Some media outlets reported on Wednesday, Oct. 28 that the Supreme Court had made the final decision on extending deadline for absentee ballots in North Carolina to Nov. 12.

North Carolina state law sets the deadline as three days after the election, which this year would be Nov. 6. However, the North Carolina State Board of Elections entered into a secret agreement to settle a lawsuit that extended the deadline to Nov. 12 and a series of lawsuits followed.

Wednesday, Oct. 28, the US Supreme Court did make the final decision by a 5-3 vote in the case, upholding the agreement and overruling state law.

But when it was reported by some media outlets, the decision had only been made on the first of the two cases before the Supreme Court.

So the decision on the first case, which was also 5-3, didn’t actually extend the deadline to Nov. 12 because there was another case pending.

What some news outlets reported on Wednesday, that the deadline for votes mailed by Nov. 3 to reach the local Board of Election office is Nov. 12, is true now. But it wasn’t true when it was reported because the Supreme Court hadn’t made the decision on the second case, yet.

Finally, five days before Election ,Day it appears the voters in North Carolina know what the rules are on what votes are going to count.
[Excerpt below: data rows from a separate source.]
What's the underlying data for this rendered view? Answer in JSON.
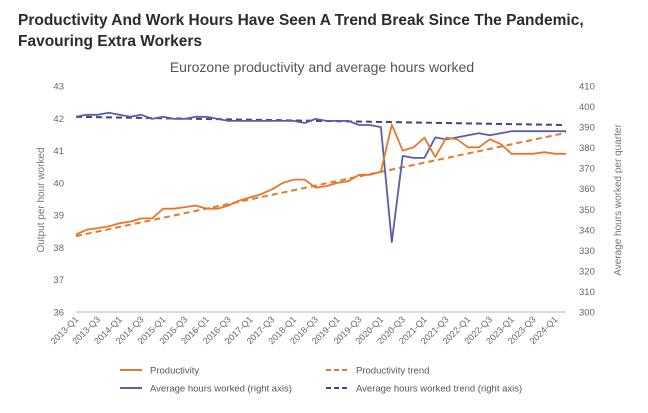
{
  "page": {
    "title": "Productivity And Work Hours Have Seen A Trend Break Since The Pandemic, Favouring Extra Workers"
  },
  "chart_data": {
    "type": "line",
    "title": "Eurozone productivity and average hours worked",
    "ylabel_left": "Output per hour worked",
    "ylabel_right": "Average hours worked per quarter",
    "ylim_left": [
      36,
      43
    ],
    "ylim_right": [
      300,
      410
    ],
    "yticks_left": [
      "36",
      "37",
      "38",
      "39",
      "40",
      "41",
      "42",
      "43"
    ],
    "yticks_right": [
      "300",
      "310",
      "320",
      "330",
      "340",
      "350",
      "360",
      "370",
      "380",
      "390",
      "400",
      "410"
    ],
    "x": [
      "2013-Q1",
      "2013-Q2",
      "2013-Q3",
      "2013-Q4",
      "2014-Q1",
      "2014-Q2",
      "2014-Q3",
      "2014-Q4",
      "2015-Q1",
      "2015-Q2",
      "2015-Q3",
      "2015-Q4",
      "2016-Q1",
      "2016-Q2",
      "2016-Q3",
      "2016-Q4",
      "2017-Q1",
      "2017-Q2",
      "2017-Q3",
      "2017-Q4",
      "2018-Q1",
      "2018-Q2",
      "2018-Q3",
      "2018-Q4",
      "2019-Q1",
      "2019-Q2",
      "2019-Q3",
      "2019-Q4",
      "2020-Q1",
      "2020-Q2",
      "2020-Q3",
      "2020-Q4",
      "2021-Q1",
      "2021-Q2",
      "2021-Q3",
      "2021-Q4",
      "2022-Q1",
      "2022-Q2",
      "2022-Q3",
      "2022-Q4",
      "2023-Q1",
      "2023-Q2",
      "2023-Q3",
      "2023-Q4",
      "2024-Q1",
      "2024-Q2"
    ],
    "xtick_labels": [
      "2013-Q1",
      "2013-Q3",
      "2014-Q1",
      "2014-Q3",
      "2015-Q1",
      "2015-Q3",
      "2016-Q1",
      "2016-Q3",
      "2017-Q1",
      "2017-Q3",
      "2018-Q1",
      "2018-Q3",
      "2019-Q1",
      "2019-Q3",
      "2020-Q1",
      "2020-Q3",
      "2021-Q1",
      "2021-Q3",
      "2022-Q1",
      "2022-Q3",
      "2023-Q1",
      "2023-Q3",
      "2024-Q1"
    ],
    "series": [
      {
        "name": "Productivity",
        "axis": "left",
        "style": "solid",
        "color": "#e8772e",
        "values": [
          38.4,
          38.55,
          38.6,
          38.65,
          38.75,
          38.8,
          38.9,
          38.9,
          39.2,
          39.2,
          39.25,
          39.3,
          39.2,
          39.2,
          39.3,
          39.45,
          39.55,
          39.65,
          39.8,
          40.0,
          40.1,
          40.1,
          39.85,
          39.9,
          40.0,
          40.05,
          40.25,
          40.25,
          40.35,
          41.8,
          41.0,
          41.1,
          41.4,
          40.8,
          41.4,
          41.35,
          41.1,
          41.1,
          41.35,
          41.2,
          40.9,
          40.9,
          40.9,
          40.95,
          40.9,
          40.9
        ]
      },
      {
        "name": "Productivity trend",
        "axis": "left",
        "style": "dashed",
        "color": "#e8772e",
        "values_endpoints": [
          38.35,
          41.55
        ]
      },
      {
        "name": "Average hours worked (right axis)",
        "axis": "right",
        "style": "solid",
        "color": "#5a5ea8",
        "values": [
          395,
          396,
          396,
          397,
          396,
          395,
          396,
          394,
          395,
          394,
          394,
          395,
          395,
          394,
          393,
          393,
          393,
          393,
          393,
          393,
          393,
          392,
          394,
          393,
          393,
          393,
          391,
          391,
          390,
          334,
          376,
          375,
          375,
          385,
          384,
          385,
          386,
          387,
          386,
          387,
          388,
          388,
          388,
          388,
          388,
          388
        ]
      },
      {
        "name": "Average hours worked trend (right axis)",
        "axis": "right",
        "style": "dashed",
        "color": "#3f4380",
        "values_endpoints": [
          395,
          391
        ]
      }
    ],
    "legend": "bottom",
    "grid": false
  }
}
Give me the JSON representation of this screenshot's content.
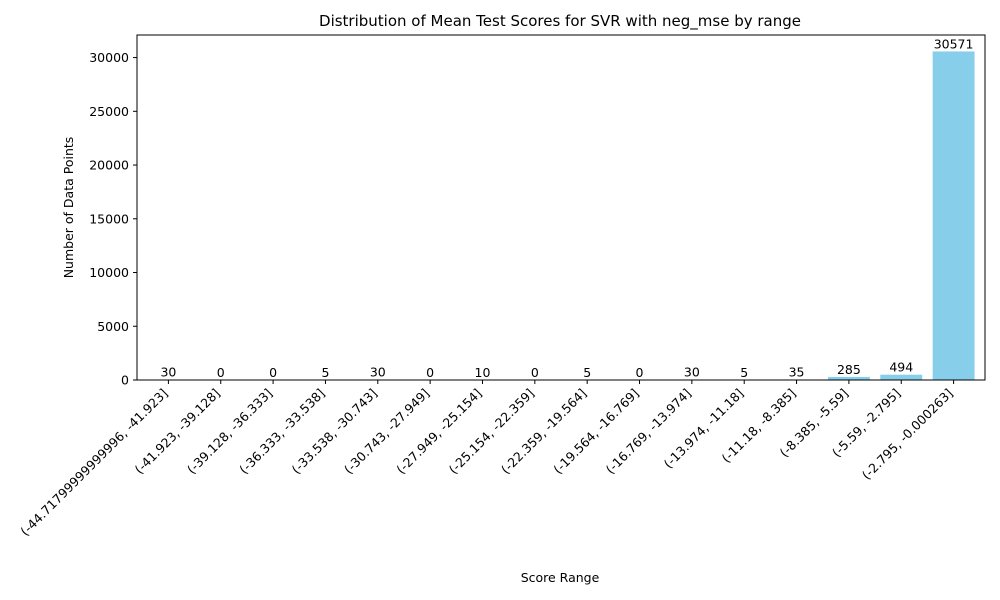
{
  "chart_data": {
    "type": "bar",
    "title": "Distribution of Mean Test Scores for SVR with neg_mse by range",
    "xlabel": "Score Range",
    "ylabel": "Number of Data Points",
    "categories": [
      "(-44.71799999999996, -41.923]",
      "(-41.923, -39.128]",
      "(-39.128, -36.333]",
      "(-36.333, -33.538]",
      "(-33.538, -30.743]",
      "(-30.743, -27.949]",
      "(-27.949, -25.154]",
      "(-25.154, -22.359]",
      "(-22.359, -19.564]",
      "(-19.564, -16.769]",
      "(-16.769, -13.974]",
      "(-13.974, -11.18]",
      "(-11.18, -8.385]",
      "(-8.385, -5.59]",
      "(-5.59, -2.795]",
      "(-2.795, -0.000263]"
    ],
    "values": [
      30,
      0,
      0,
      5,
      30,
      0,
      10,
      0,
      5,
      0,
      30,
      5,
      35,
      285,
      494,
      30571
    ],
    "ylim": [
      0,
      32100
    ],
    "yticks": [
      0,
      5000,
      10000,
      15000,
      20000,
      25000,
      30000
    ],
    "bar_color": "#87CEEB",
    "grid": false,
    "legend": false
  }
}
After the first decision was announced President Pro Tem of the state Senate Sen. Phil Berger (R-Rockingham) sent out a press release noting that this was only the first decision and the second case was still pending.

After the second decision by the Supreme Court to allow the extended deadline Berger in a press release stated, “We’re disappointed that, in this instance, the Court majority appears to agree that the legislature’s authority to determine the time, place, and manner of elections is subject to being set aside by a partisan panel of unelected bureaucrats.”